The $q$-Schur category and polynomial tilting modules for quantum $GL_n$

TL;DR

This paper constructs the $q$-Schur category from quantum $GL_n$ coordinate algebras, explores its relation to $U_q\mathfrak{gl}_n$-web categories, and extends results to polynomial representations at roots of unity.

Contribution

It provides a new construction of the $q$-Schur category and establishes a detailed relationship with quantum web categories, including bases and extensions at roots of unity.

Findings

Explicit integral bases for morphism spaces in web categories

Extension of Cautis-Kamnitzer-Morrison theorem to roots of unity

Connection between $q$-Schur category and quantum $GL_n$ representations

Abstract

The $q$-Schur category is a $\mathbb{Z}[q,q^{-1}]$-linear monoidal category closely related to the $q$-Schur algebra.
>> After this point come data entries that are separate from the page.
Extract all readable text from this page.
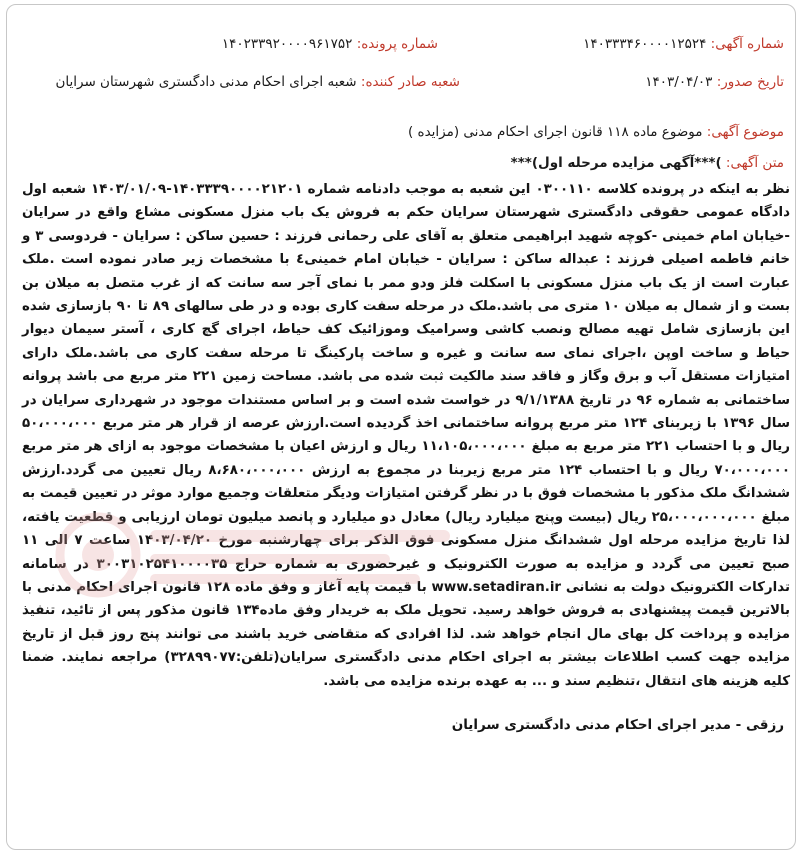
شماره آگهی: ۱۴۰۳۳۳۴۶۰۰۰۰۱۲۵۲۴
شماره پرونده: ۱۴۰۲۳۳۹۲۰۰۰۰۹۶۱۷۵۲
تاریخ صدور: ۱۴۰۳/۰۴/۰۳
شعبه صادر کننده: شعبه اجرای احکام مدنی دادگستری شهرستان سرایان
موضوع آگهی: موضوع ماده ۱۱۸ قانون اجرای احکام مدنی (مزایده )
متن آگهی: )***آگهی مزایده مرحله اول)***
نظر به اینکه در پرونده کلاسه ۰۳۰۰۱۱۰ این شعبه به موجب دادنامه شماره ۱۴۰۳۳۳۹۰۰۰۰۲۱۲۰۱-۱۴۰۳/۰۱/۰۹ شعبه اول دادگاه عمومی حقوقی دادگستری شهرستان سرایان حکم به فروش یک باب منزل مسکونی مشاع واقع در سرایان -خیابان امام خمینی -کوچه شهید ابراهیمی متعلق به آقای علی رحمانی فرزند : حسین ساکن : سرایان - فردوسی ۳ و خانم فاطمه اصیلی فرزند : عبداله ساکن : سرایان - خیابان امام خمینی٤ با مشخصات زیر صادر نموده است .ملک عبارت است از یک باب منزل مسکونی با اسکلت فلز ودو ممر با نمای آجر سه سانت که از غرب متصل به میلان بن بست و از شمال به میلان ۱۰ متری می باشد.ملک در مرحله سفت کاری بوده و در طی سالهای ۸۹ تا ۹۰ بازسازی شده این بازسازی شامل تهیه مصالح ونصب کاشی وسرامیک وموزائیک کف حیاط، اجرای گچ کاری ، آستر سیمان دیوار حیاط و ساخت اوپن ،اجرای نمای سه سانت و غیره و ساخت پارکینگ تا مرحله سفت کاری می باشد.ملک دارای امتیازات مستقل آب و برق وگاز و فاقد سند مالکیت ثبت شده می باشد. مساحت زمین ۲۲۱ متر مربع می باشد پروانه ساختمانی به شماره ۹۶ در تاریخ ۹/۱/۱۳۸۸ در خواست شده است و بر اساس مستندات موجود در شهرداری سرایان در سال ۱۳۹۶ با زیربنای ۱۲۴ متر مربع پروانه ساختمانی اخذ گردیده است.ارزش عرصه از قرار هر متر مربع ۵۰،۰۰۰،۰۰۰ ریال و با احتساب ۲۲۱ متر مربع به مبلغ ۱۱،۱۰۵،۰۰۰،۰۰۰ ریال و ارزش اعیان با مشخصات موجود به ازای هر متر مربع ۷۰،۰۰۰،۰۰۰ ریال و با احتساب ۱۲۴ متر مربع زیربنا در مجموع به ارزش ۸،۶۸۰،۰۰۰،۰۰۰ ریال تعیین می گردد.ارزش ششدانگ ملک مذکور با مشخصات فوق با در نظر گرفتن امتیازات ودیگر متعلقات وجمیع موارد موثر در تعیین قیمت به مبلغ ۲۵،۰۰۰،۰۰۰،۰۰۰ ریال (بیست وپنج میلیارد ریال) معادل دو میلیارد و پانصد میلیون تومان ارزیابی و قطعیت یافته، لذا تاریخ مزایده مرحله اول ششدانگ منزل مسکونی فوق الذکر برای چهارشنبه مورخ ۱۴۰۳/۰۴/۲۰ ساعت ۷ الی ۱۱ صبح تعیین می گردد و مزایده به صورت الکترونیک و غیرحضوری به شماره حراج ۳۰۰۳۱۰۲۵۴۱۰۰۰۰۳۵ در سامانه تدارکات الکترونیک دولت به نشانی www.setadiran.ir با قیمت پایه آغاز و وفق ماده ۱۲۸ قانون اجرای احکام مدنی با بالاترین قیمت پیشنهادی به فروش خواهد رسید. تحویل ملک به خریدار وفق ماده۱۳۴ قانون مذکور پس از تائید، تنفیذ مزایده و پرداخت کل بهای مال انجام خواهد شد. لذا افرادی که متقاضی خرید باشند می توانند پنج روز قبل از تاریخ مزایده جهت کسب اطلاعات بیشتر به اجرای احکام مدنی دادگستری سرایان(تلفن:۳۲۸۹۹۰۷۷) مراجعه نمایند. ضمنا کلیه هزینه های انتقال ،تنظیم سند و ... به عهده برنده مزایده می باشد.
رزقی - مدیر اجرای احکام مدنی دادگستری سرایان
We explain how to construct it from coordinate algebras of quantum $GL_n$ for all $n \geq 0$. Then we use Donkin's work on Ringel duality for $q$-Schur algebras to make precise the relationship between the $q$-Schur category and an integral form for the $U_q\mathfrak{gl}_n$-web category of Cautis, Kamnitzer and Morrison. We construct explicit integral bases for morphism spaces in the latter category, and extend the Cautis-Kamnitzer-Morrison theorem to polynomial representations of quantum $GL_n$ at a root of unity over a field of any characteristic.